La taxe sur les transferts d’argent : une réforme de longue haleine

Compte tenu du temps qu’il a fallu pour introduire la taxe sur les transferts d’argent au Cameroun, malgré la nécessité de mobiliser des ressources budgétaires propres pour financer des projets qui devraient contribuer à l’amélioration du bien-être de tous, félicite le gouvernement, qui a toujours été soucieux de protéger son citoyens de toutes circonstances qui pourraient augmenter le coût de la vie des ménages ou la fiscalité des entreprises.

La taxe sur les transferts d’argent : un prix bien étudié

Les modalités prévues pour l’introduction de cette taxe reflètent suffisamment cette préoccupation constante du gouvernement de minimiser l’impact socio-économique sur les Camerounais.
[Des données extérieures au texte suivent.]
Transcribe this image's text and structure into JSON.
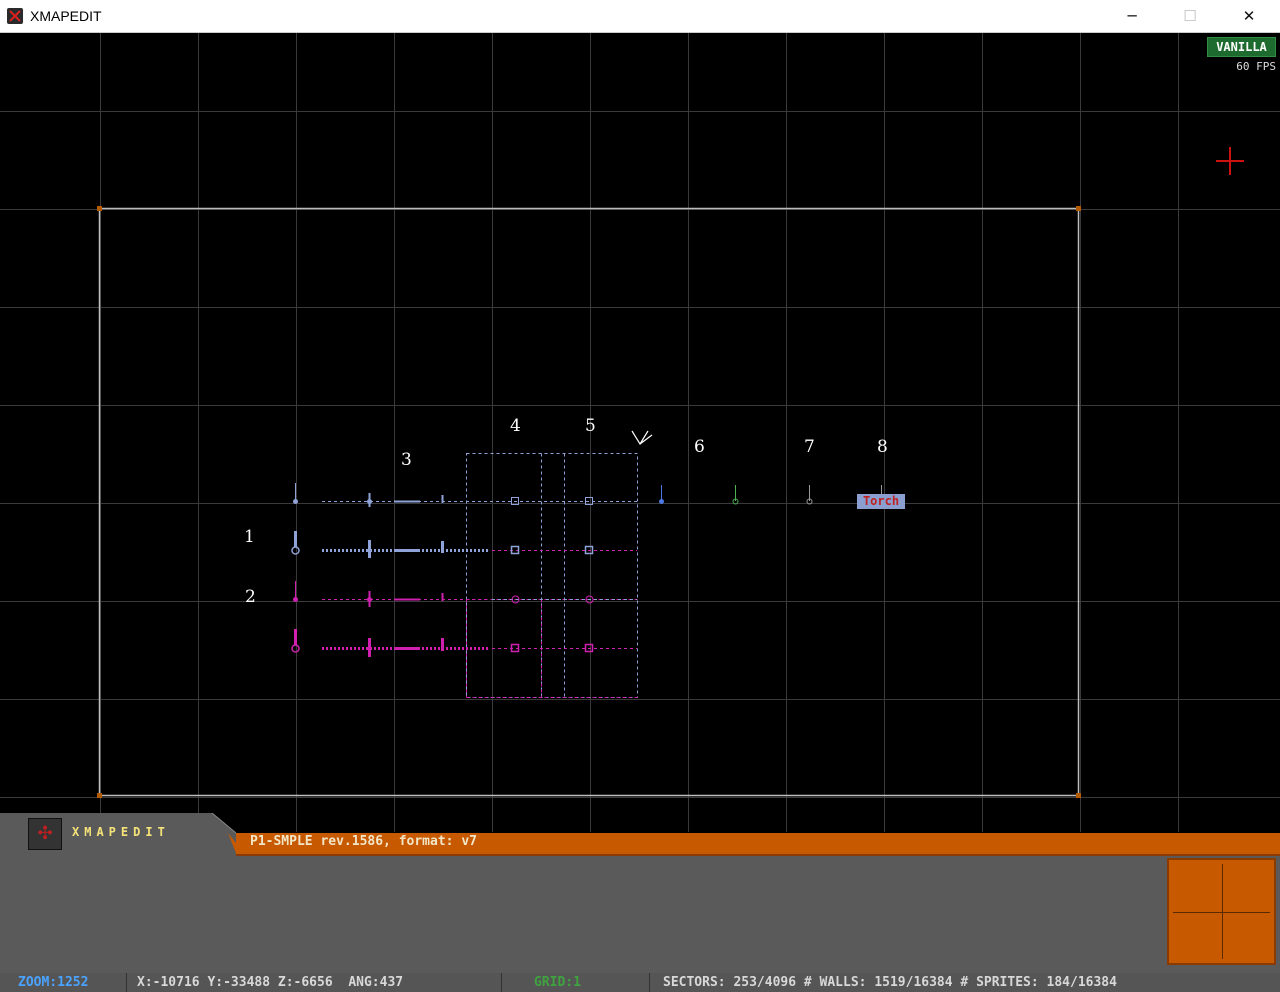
{
  "window": {
    "title": "XMAPEDIT",
    "controls": {
      "minimize": "─",
      "maximize": "☐",
      "close": "✕"
    }
  },
  "badge": {
    "label": "VANILLA"
  },
  "fps": "60 FPS",
  "labels": [
    "1",
    "2",
    "3",
    "4",
    "5",
    "6",
    "7",
    "8"
  ],
  "sprite_label": "Torch",
  "panel": {
    "logo_text": "XMAPEDIT",
    "map_info": "P1-SMPLE rev.1586, format: v7"
  },
  "status": {
    "zoom": "ZOOM:1252",
    "position": "X:-10716 Y:-33488 Z:-6656  ANG:437",
    "grid": "GRID:1",
    "stats": "SECTORS: 253/4096 # WALLS: 1519/16384 # SPRITES: 184/16384"
  },
  "colors": {
    "accent": "#c75a00",
    "vanilla": "#1d6b2e",
    "sprite_blue": "#8fa3d8",
    "sprite_magenta": "#d020b0"
  }
}
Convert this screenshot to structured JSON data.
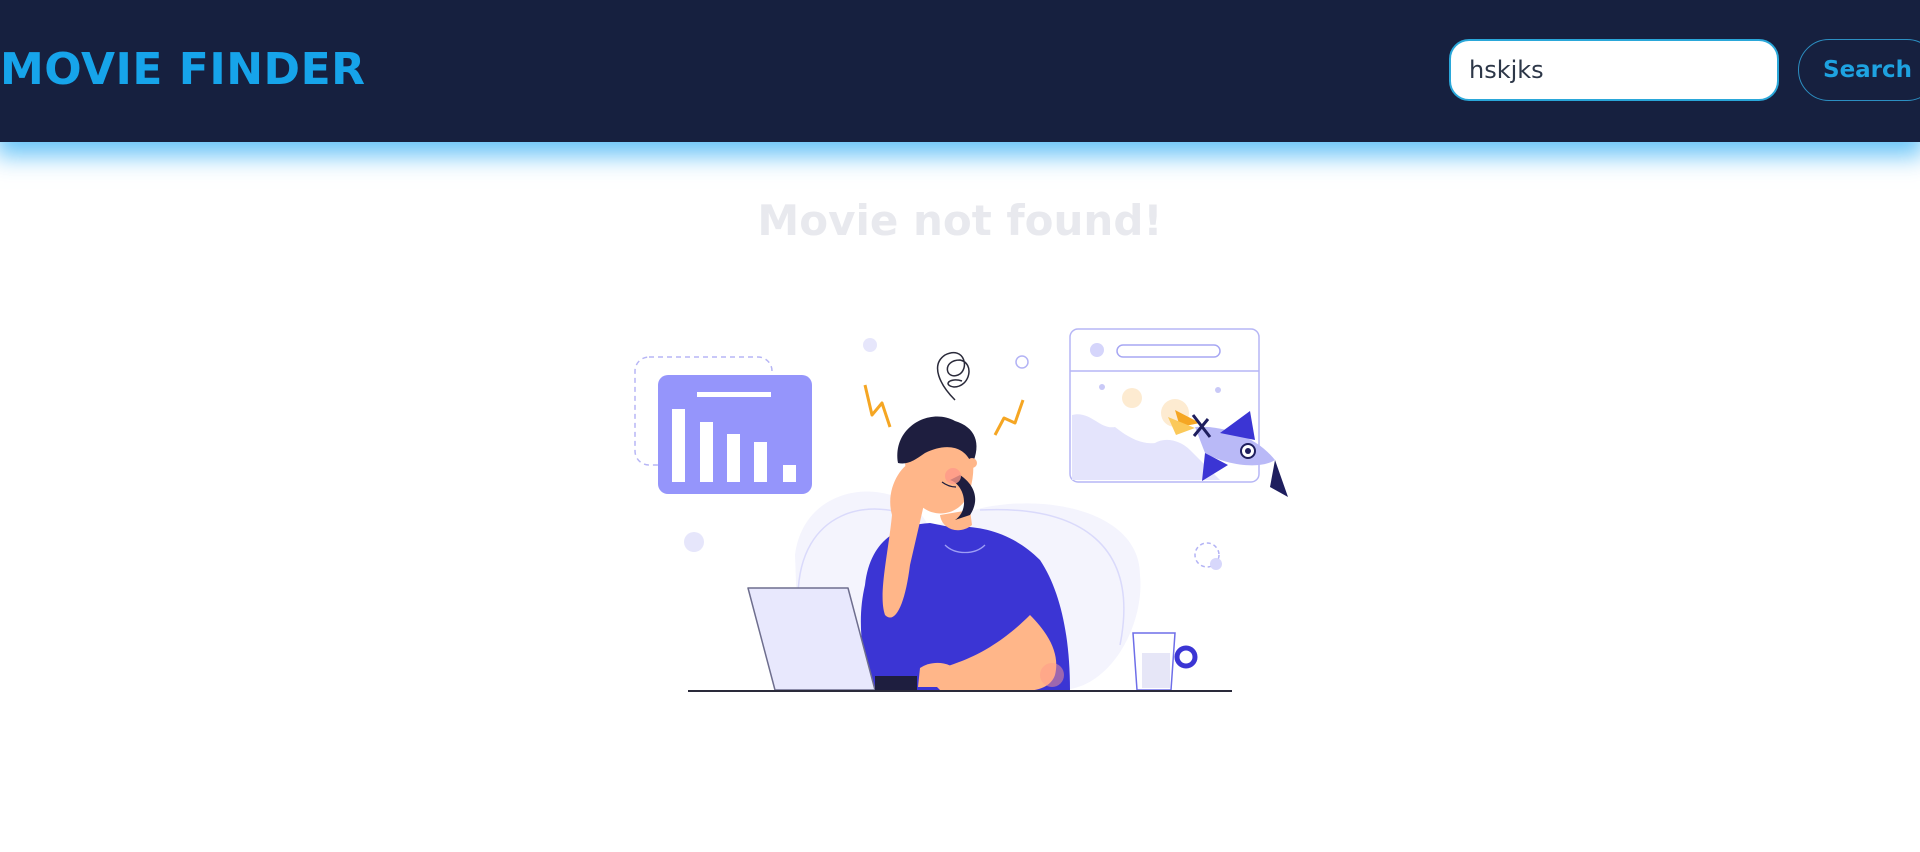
{
  "header": {
    "brand": "MOVIE FINDER",
    "search": {
      "value": "hskjks",
      "placeholder": ""
    },
    "search_button_label": "Search"
  },
  "main": {
    "message": "Movie not found!",
    "illustration": "frustrated-person-at-laptop"
  },
  "colors": {
    "navbar_bg": "#16203f",
    "brand": "#16a4ea",
    "glow": "#38b2f5",
    "message": "#e8e9ee",
    "illustration_accent": "#3b35d4",
    "illustration_light": "#9595fb"
  }
}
En effet, la taxe sur les transferts d’argent ne devrait pas modifier les habitudes de consommation des ménages, en ce sens que le taux, qui s’applique à 0,2% sur le montant transféré ou retiré, n’a pas vocation à augmenter le coût des virements électroniques.

Ainsi pour un virement de 5000 FCFA, le coût de la taxe ne serait que de 10 FCFA. Idem pour les enregistrements.

La taxe sur les transferts d’argent : un taux plus bas qu’ailleurs
Si l’on compare ce taux avec celui des pays où cette taxe est déjà prélevée, il devient clair que le Cameroun est le pays avec le taux le plus bas.
A titre d’illustration : le taux d’imposition sur les transferts d’argent est de 1% au Congo, 1,5% au Gabon, 0,5% en Côte d’Ivoire et en Ouganda, 10% au Ghana et au Kenya. Par ailleurs, il est à noter que l’application de cette taxe reste neutre pour les entreprises qui fournissent à leurs clients des services de transfert d’argent électronique, car le paiement de cette taxe est le devoir de leurs clients (les contribuables réels) et non des entreprises qui recours à de simples percepteurs (juridiquement responsables) pour le compte de l’Etat.

La taxe sur les transferts d’argent est plus la peur que le mal

En fin de compte, la nouvelle taxe sur les transferts d’argent fait plus de peur que de mal dans l’opinion publique.

A titre d’illustration, vous trouverez ci-dessous quelques simulations de la taxe à payer en fonction du montant de l’envoi.
– 10 FCFA uniquement pour un envoi de 5000 FCFA ;
– 100 FCFA pour un envoi de 50 000 ;
– 1000 FCFA pour un envoi de 500 000 FCFA.
Les simulations ci-dessus sont valables pour les retraits.

La taxe sur les transferts d’argent : des mesures d’accompagnement
L’imposition de la taxe sur les transferts d’argent ne pose pas de problèmes fiscaux particuliers puisque, comme nous l’avons vu, les prix sont très modérés. D’autre part, à titre de mesure d’accompagnement, les autorités compétentes (Banque centrale) doivent fournir les pièces nécessaires pour faciliter les transactions.